Apply a high-potassium liquid feed every two to three weeks from bud formation until the foliage begins to die back in late summer. Apply a high-potassium liquid feed every two to three weeks from bud formation until the foliage begins to die back in late summer. Treat that as sparingly through the growing season between spring through early autumn (roughly March to September); ease off in autumn and stop entirely in the low light of winter.

What strength of feed for pyrenean lily?

Half strength is the safe default for pyrenean lily — houseplant feeds are formulated strong, and the diluted dose is gentler on the roots while still ample for foliage.

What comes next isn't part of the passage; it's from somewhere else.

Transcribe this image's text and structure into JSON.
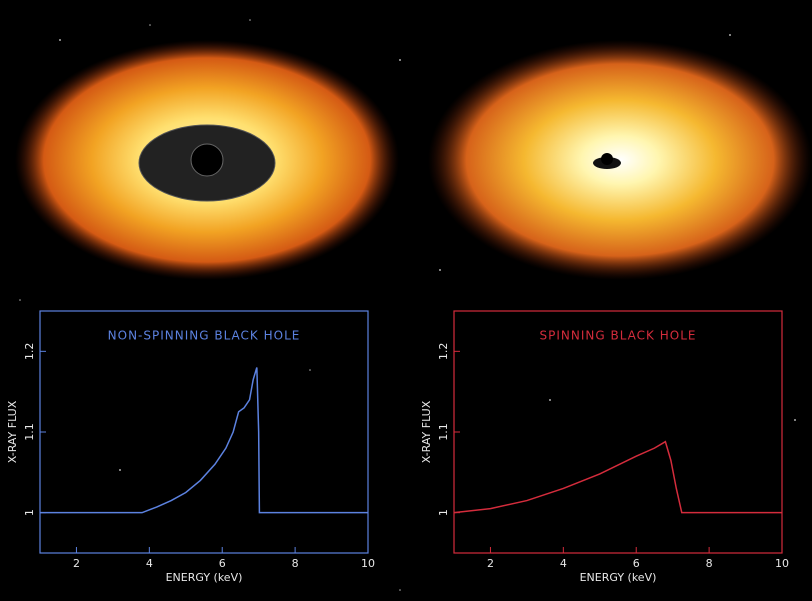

What does over-feeding pyrenean lily look like?

Brown, crispy leaf tips and edges with no sign of underwatering. A white, crusty salt deposit on the soil surface or pot rim. Weak, pale, stretched new growth that flops. Lower leaves yellow and drop while the soil is correctly watered. Feeding pyrenean lily year-round on a fixed schedule, including dark winter months, is the most common mistake — it cannot use the nutrients in low light and the surplus simply burns the roots and crusts the soil.

Should I flush the soil of pyrenean lily?

Flush the pot of pyrenean lily with plain water until it runs freely from the base every couple of months in the feeding season — it washes out the fertiliser salts that cause brown tips.